I'm trying to understand the actual environment. When you say "deployment", what is changed, where does it start, and how far does it propagate?
For example, would one option for zero downtime be to have replicated (2 or more) "control systems" beyond some "layer" (sorry, it's hard to be precise without knowing more) and enforcing synchronicity between those while having only actually controlling at any time. Then, when you are patching or updating, you freeze on one, update the other, then switch to the other? Not advocating a solution, just trying to understand the situation by throwing out an example to talk around.
I'm not an expert in this at all, but if what I'm talking about above is even close to being on track, I'd recommend this book for starters:
https://www.amazon.com/Introduction-Embedded-Systems-Cyber-P...

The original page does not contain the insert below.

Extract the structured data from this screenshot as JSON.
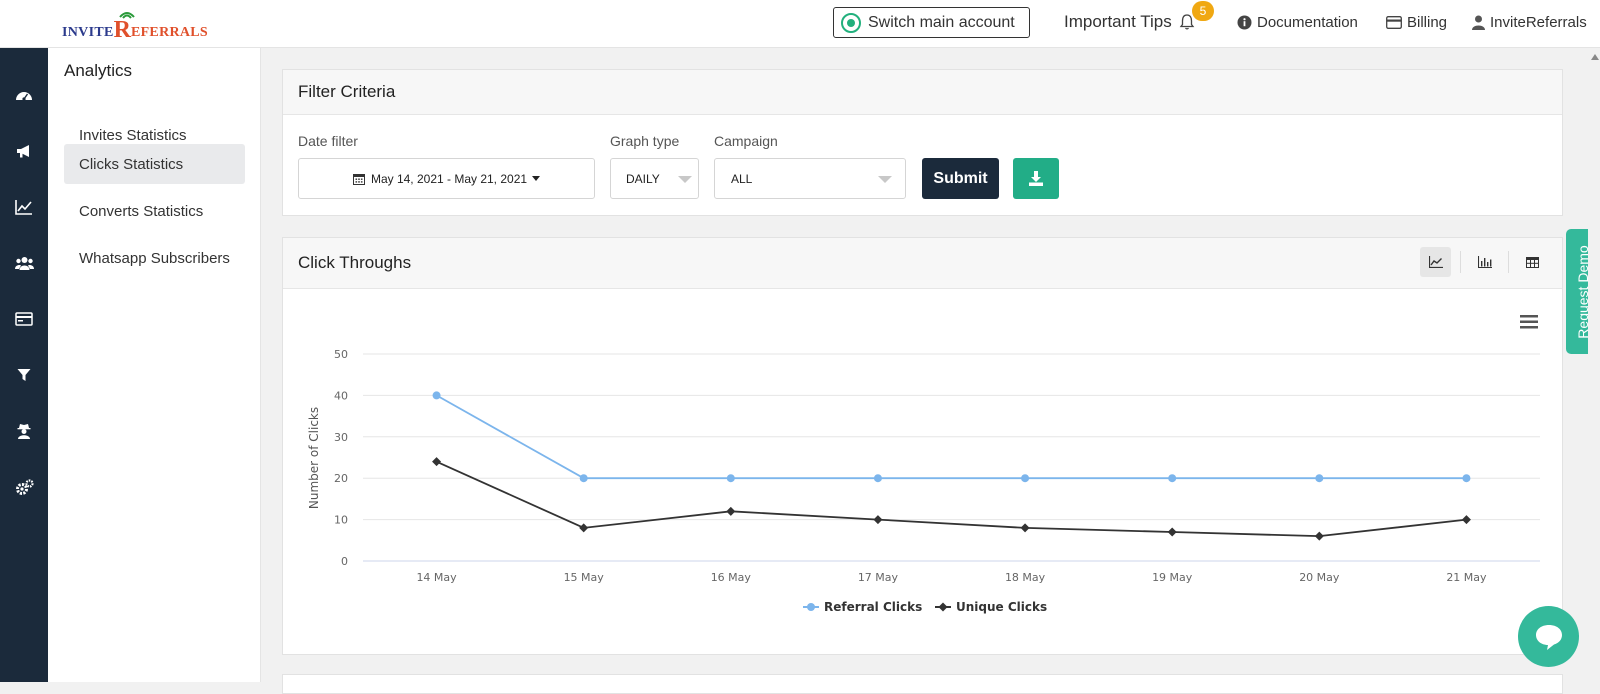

Loading, patching, and deploying without downtime is not very complicated on the surface of it. Basically almost all cloud product/service providers do this with fault-tolerant network design, routing/load-balancing, distributed/fault-tolerant datastores, blue-green continuous integration/delivery (CI/CD) pipelines.
The hard part is being very strict to ensure that every change is safe and/or be able to rapidly/automatically restore a working state to stay within a very low error budget. Each '9' in 99.9.. of uptime is order(s) of magnitude harder.
Telephony central office switches are an example of the sort of systems you are asking after. A typical switch is designed to run for 30 years with less than 30 minutes downtime in all that time. Ericsson AXE and Western Electric are two such systems I have worked with. More recent example would be the Erlang language and the related OTP environment.
Some topics for you to research:
12 Factor Applications
Site Reliability Engineering
Chaos Engineering
Kubernetes